Vers les lointains, fleuris de jardins vaporeux,
Le vaisseau s’en allait, enveloppé de rêves ;
Et là-bas – visions – sur l’or pâle des grèves
Ondulaient vaguement des torses amoureux.

Diaphanes blancheurs dans la nuit émergeant,
Les Sirènes venaient, lentes, tordant leurs queues
Souples, et sous la lune, au long des vagues bleues,
Roulaient et déroulaient leurs volutes d’argent.

Les nacres de leurs chairs sous un liquide émail
Chatoyaient, ruisselant de perles cristallines,
Et leurs seins nus, cambrant leurs rondeurs opalines,
Tendaient lascivement des pointes de corail.

Leurs bras nus suppliants s’ouvraient, immaculés ;
Leurs cheveux blonds flottaient, emmêlés d’algues vertes,
Et, le col renversé, les narines ouvertes,
Elles offraient le ciel dans leurs yeux étoilés !…

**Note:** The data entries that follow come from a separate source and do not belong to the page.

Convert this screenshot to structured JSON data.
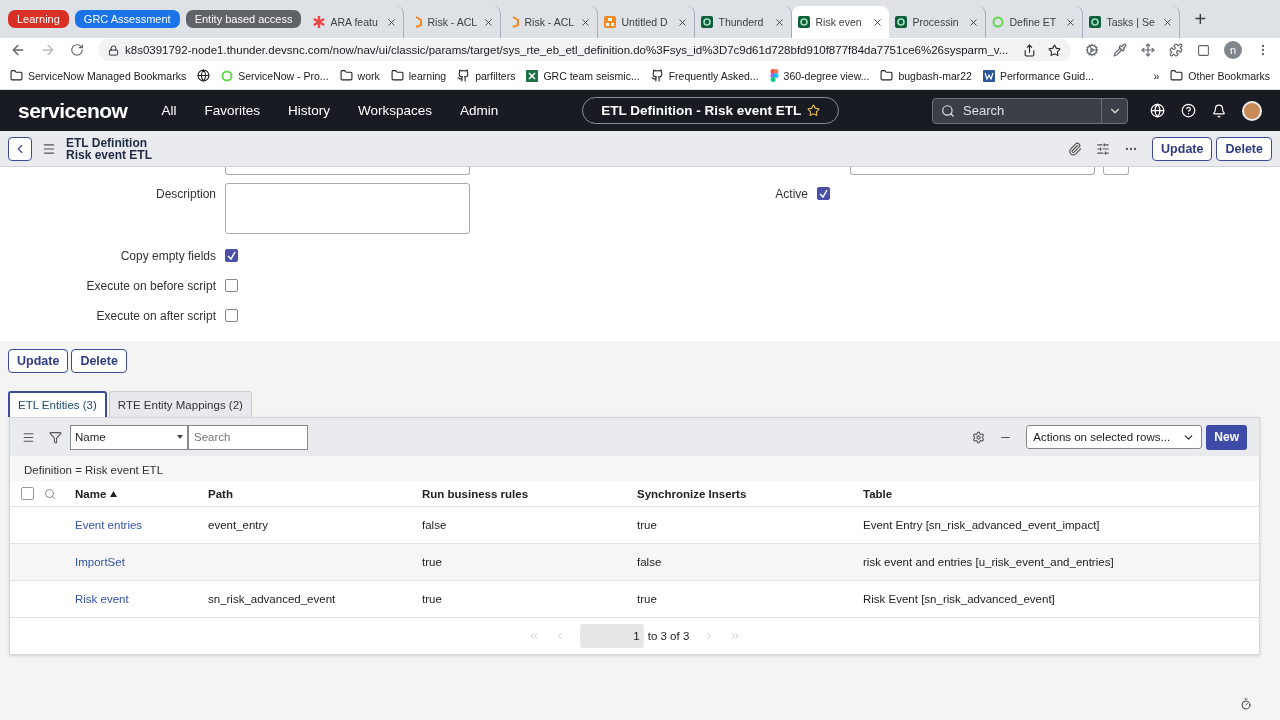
{
  "browser": {
    "tab_groups": [
      {
        "label": "Learning",
        "color": "#d93025"
      },
      {
        "label": "GRC Assessment",
        "color": "#1a73e8"
      },
      {
        "label": "Entity based access",
        "color": "#5f6368"
      }
    ],
    "tabs": [
      {
        "title": "ARA featu",
        "kind": "asterisk",
        "selected": false
      },
      {
        "title": "Risk - ACL",
        "kind": "hex",
        "selected": false
      },
      {
        "title": "Risk - ACL",
        "kind": "hex",
        "selected": false
      },
      {
        "title": "Untitled D",
        "kind": "diagram",
        "selected": false
      },
      {
        "title": "Thunderd",
        "kind": "sn",
        "selected": false
      },
      {
        "title": "Risk even",
        "kind": "sn",
        "selected": true
      },
      {
        "title": "Processin",
        "kind": "sn",
        "selected": false
      },
      {
        "title": "Define ET",
        "kind": "ring",
        "selected": false
      },
      {
        "title": "Tasks | Se",
        "kind": "sn",
        "selected": false
      }
    ],
    "new_tab": "+",
    "url": "k8s0391792-node1.thunder.devsnc.com/now/nav/ui/classic/params/target/sys_rte_eb_etl_definition.do%3Fsys_id%3D7c9d61d728bfd910f877f84da7751ce6%26sysparm_v...",
    "profile_letter": "n",
    "bookmarks": [
      {
        "label": "ServiceNow Managed Bookmarks",
        "kind": "folder"
      },
      {
        "kind": "globe"
      },
      {
        "label": "ServiceNow - Pro...",
        "kind": "ring"
      },
      {
        "label": "work",
        "kind": "folder"
      },
      {
        "label": "learning",
        "kind": "folder"
      },
      {
        "label": "parfilters",
        "kind": "github"
      },
      {
        "label": "GRC team seismic...",
        "kind": "excel"
      },
      {
        "label": "Frequently Asked...",
        "kind": "github"
      },
      {
        "label": "360-degree view...",
        "kind": "figma"
      },
      {
        "label": "bugbash-mar22",
        "kind": "folder"
      },
      {
        "label": "Performance Guid...",
        "kind": "word"
      }
    ],
    "more": "»",
    "other_bookmarks": "Other Bookmarks"
  },
  "header": {
    "logo": "servicenow",
    "nav": [
      "All",
      "Favorites",
      "History",
      "Workspaces",
      "Admin"
    ],
    "context": "ETL Definition - Risk event ETL",
    "search": {
      "placeholder": "Search"
    }
  },
  "form_header": {
    "title": "ETL Definition",
    "subtitle": "Risk event ETL",
    "buttons": [
      "Update",
      "Delete"
    ]
  },
  "form": {
    "fields": [
      {
        "label": "Description",
        "kind": "textarea"
      },
      {
        "label": "Copy empty fields",
        "kind": "checkbox",
        "checked": true
      },
      {
        "label": "Execute on before script",
        "kind": "checkbox",
        "checked": false
      },
      {
        "label": "Execute on after script",
        "kind": "checkbox",
        "checked": false
      }
    ],
    "active": {
      "label": "Active",
      "checked": true
    }
  },
  "form_buttons": [
    "Update",
    "Delete"
  ],
  "related_tabs": [
    {
      "label": "ETL Entities (3)",
      "selected": true
    },
    {
      "label": "RTE Entity Mappings (2)",
      "selected": false
    }
  ],
  "list": {
    "filter_field": "Name",
    "search": {
      "placeholder": "Search"
    },
    "actions": "Actions on selected rows...",
    "new_button": "New",
    "breadcrumb": "Definition = Risk event ETL",
    "select_all": {
      "checked": false
    },
    "columns": [
      {
        "label": "Name",
        "sorted": true
      },
      {
        "label": "Path",
        "sorted": false
      },
      {
        "label": "Run business rules",
        "sorted": false
      },
      {
        "label": "Synchronize Inserts",
        "sorted": false
      },
      {
        "label": "Table",
        "sorted": false
      }
    ],
    "rows": [
      [
        "Event entries",
        "event_entry",
        "false",
        "true",
        "Event Entry [sn_risk_advanced_event_impact]"
      ],
      [
        "ImportSet",
        "",
        "true",
        "false",
        "risk event and entries [u_risk_event_and_entries]"
      ],
      [
        "Risk event",
        "sn_risk_advanced_event",
        "true",
        "true",
        "Risk Event [sn_risk_advanced_event]"
      ]
    ],
    "pagination": {
      "page": "1",
      "range": "to 3 of 3"
    }
  }
}
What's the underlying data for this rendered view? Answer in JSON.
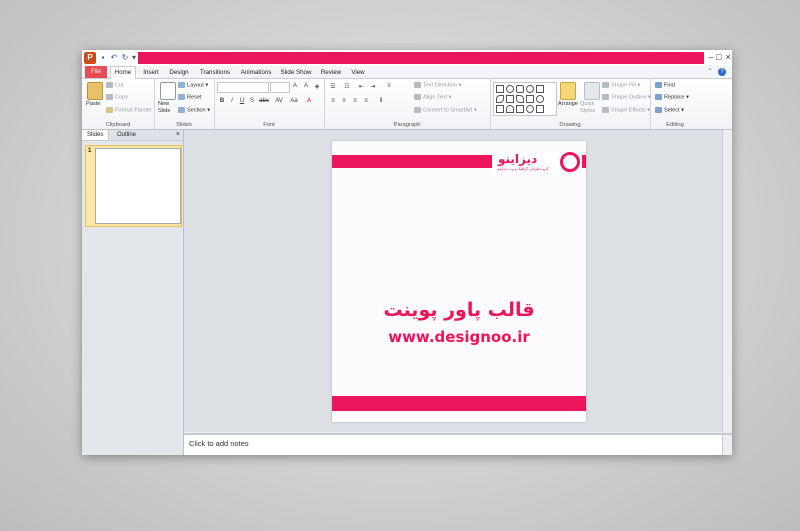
{
  "app": {
    "accent": "#ec145b",
    "window_controls": [
      "–",
      "□",
      "×"
    ]
  },
  "tabs": {
    "file": "File",
    "items": [
      "Home",
      "Insert",
      "Design",
      "Transitions",
      "Animations",
      "Slide Show",
      "Review",
      "View"
    ],
    "active": "Home"
  },
  "ribbon": {
    "clipboard": {
      "paste": "Paste",
      "cut": "Cut",
      "copy": "Copy",
      "format_painter": "Format Painter",
      "label": "Clipboard"
    },
    "slides": {
      "new_slide": "New Slide",
      "layout": "Layout",
      "reset": "Reset",
      "section": "Section",
      "label": "Slides"
    },
    "font": {
      "label": "Font",
      "buttons": [
        "B",
        "I",
        "U",
        "S",
        "abc",
        "AV",
        "Aa",
        "A"
      ]
    },
    "paragraph": {
      "text_direction": "Text Direction",
      "align_text": "Align Text",
      "convert_smartart": "Convert to SmartArt",
      "label": "Paragraph"
    },
    "drawing": {
      "arrange": "Arrange",
      "quick_styles": "Quick Styles",
      "shape_fill": "Shape Fill",
      "shape_outline": "Shape Outline",
      "shape_effects": "Shape Effects",
      "label": "Drawing"
    },
    "editing": {
      "find": "Find",
      "replace": "Replace",
      "select": "Select",
      "label": "Editing"
    }
  },
  "left_panel": {
    "tab_slides": "Slides",
    "tab_outline": "Outline",
    "close": "×",
    "slide_number": "1"
  },
  "slide": {
    "logo_text": "دیزاینو",
    "logo_tagline": "گروه طراحی گرافیک و وب دیزاینو",
    "title": "قالب پاور پوینت",
    "url": "www.designoo.ir"
  },
  "notes": {
    "placeholder": "Click to add notes"
  }
}
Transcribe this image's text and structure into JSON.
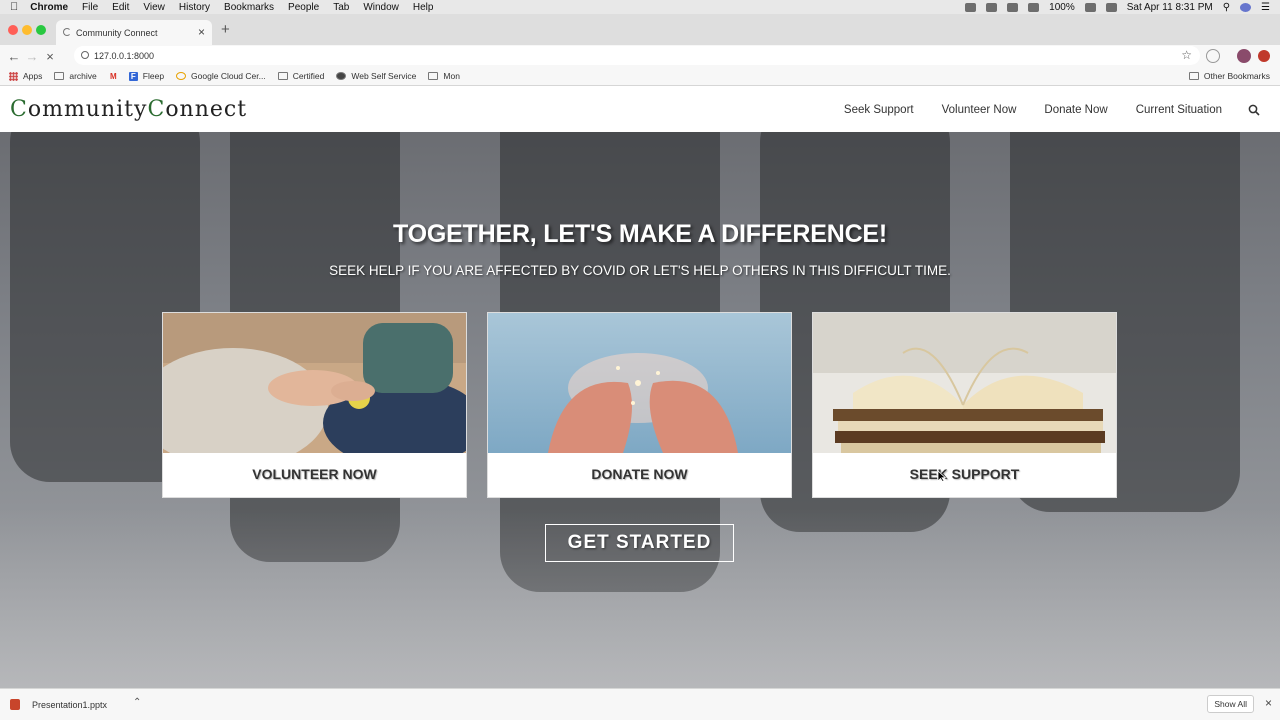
{
  "mac_menubar": {
    "app_name": "Chrome",
    "menus": [
      "File",
      "Edit",
      "View",
      "History",
      "Bookmarks",
      "People",
      "Tab",
      "Window",
      "Help"
    ],
    "battery": "100%",
    "datetime": "Sat Apr 11  8:31 PM"
  },
  "browser": {
    "tab_title": "Community Connect",
    "url": "127.0.0.1:8000",
    "bookmarks": [
      "Apps",
      "archive",
      "Fleep",
      "Google Cloud Cer...",
      "Certified",
      "Web Self Service",
      "Mon"
    ],
    "other_bookmarks": "Other Bookmarks"
  },
  "site": {
    "logo_part1": "C",
    "logo_part2": "ommunity",
    "logo_part3": "C",
    "logo_part4": "onnect",
    "nav": [
      "Seek Support",
      "Volunteer Now",
      "Donate Now",
      "Current Situation"
    ]
  },
  "hero": {
    "title": "TOGETHER, LET'S MAKE A DIFFERENCE!",
    "subtitle": "SEEK HELP IF YOU ARE AFFECTED BY COVID OR LET'S HELP OTHERS IN THIS DIFFICULT TIME.",
    "cards": [
      {
        "label": "VOLUNTEER NOW"
      },
      {
        "label": "DONATE NOW"
      },
      {
        "label": "SEEK SUPPORT"
      }
    ],
    "cta": "GET STARTED"
  },
  "downloads": {
    "file": "Presentation1.pptx",
    "show_all": "Show All"
  },
  "colors": {
    "logo_accent": "#2b6b30",
    "text": "#333333"
  }
}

Des lyres se mouraient dans l’air harmonieux ;
Suprême, une langueur s’exhalait des calices,
Et les marins pâmés sentaient, lentes délices,
Des velours de baisers se poser sur leurs yeux…

Jusqu’au bout, aux mortels condamnés par le sort,
Choeur fatal et divin, elles faisaient cortège ;
Et, doucement captif entre leurs bras de neige,
Le vaisseau descendait, radieux, dans la mort !

La nuit tiède embaumait…Là-bas, vers les îlots,
Une harpe d’amour soupirait, infinie ;
Et la mer, déroulant ses vagues d’harmonie,
Étendait son linceul bleu sur les matelots.

Les Sirènes chantaient… Mais le temps est passé
Des beaux trépas cueillis en les Syrtes sereines,
Où l’on pouvait mourir aux lèvres des Sirènes,
Et pour jamais dormir sur son rêve enlacé.